A survey on conventional and learning‐based methods for multi‐view stereo
Elisavet Konstantina Stathopoulou, Fabio Remondino- Earth and Planetary Sciences (miscellaneous)
- Computers in Earth Sciences
- Computer Science Applications
- Engineering (miscellaneous)
Abstract
3D reconstruction of scenes using multiple images, relying on robust correspondence search and depth estimation, has been thoroughly studied for the two‐view and multi‐view scenarios in recent years. Multi‐view stereo (MVS) algorithms aim to generate a rich, dense 3D model of the scene in the form of a dense point cloud or a triangulated mesh. In a typical MVS pipeline, the robust estimations for the camera poses along with the sparse points obtained from structure from motion (SfM) are used as input.
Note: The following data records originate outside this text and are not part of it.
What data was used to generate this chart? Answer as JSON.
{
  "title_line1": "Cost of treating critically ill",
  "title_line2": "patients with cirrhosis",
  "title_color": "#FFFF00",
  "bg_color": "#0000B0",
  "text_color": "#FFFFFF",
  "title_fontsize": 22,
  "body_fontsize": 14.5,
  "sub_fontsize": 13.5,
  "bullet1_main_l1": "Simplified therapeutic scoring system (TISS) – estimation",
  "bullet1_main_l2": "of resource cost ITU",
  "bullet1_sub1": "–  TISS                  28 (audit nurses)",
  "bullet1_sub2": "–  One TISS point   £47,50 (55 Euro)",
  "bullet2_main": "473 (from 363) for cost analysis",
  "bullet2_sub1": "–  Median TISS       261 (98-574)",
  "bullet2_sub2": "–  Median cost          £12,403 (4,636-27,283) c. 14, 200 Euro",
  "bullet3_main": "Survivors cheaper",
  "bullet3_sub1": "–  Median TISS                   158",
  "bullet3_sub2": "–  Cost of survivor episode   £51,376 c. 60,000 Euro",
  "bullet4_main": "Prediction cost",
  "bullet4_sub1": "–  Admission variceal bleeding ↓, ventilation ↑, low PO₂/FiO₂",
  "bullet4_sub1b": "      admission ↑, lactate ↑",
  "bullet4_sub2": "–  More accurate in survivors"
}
During this process, the depth of generally every pixel of the scene is to be calculated. Several methods, either conventional or, more recently, learning‐based have been developed for solving the correspondence search problem. A vast amount of research exists in the literature using local, global or semi‐global stereomatching approaches, with the PatchMatch algorithm being among the most popular and efficient conventional ones in the last decade. Yet, and despite the widespread evolution of the algorithms, yielding complete, accurate and aesthetically pleasing 3D representations of a scene remains an open issue in real‐world and large‐scale photogrammetric applications. This work aims to provide a concrete survey on the most widely used MVS methods, investigating underlying concepts and challenges. To this end, the theoretical background and relative literature are discussed for both conventional and learning‐based approaches, with a particular focus on close‐range 3D reconstruction applications.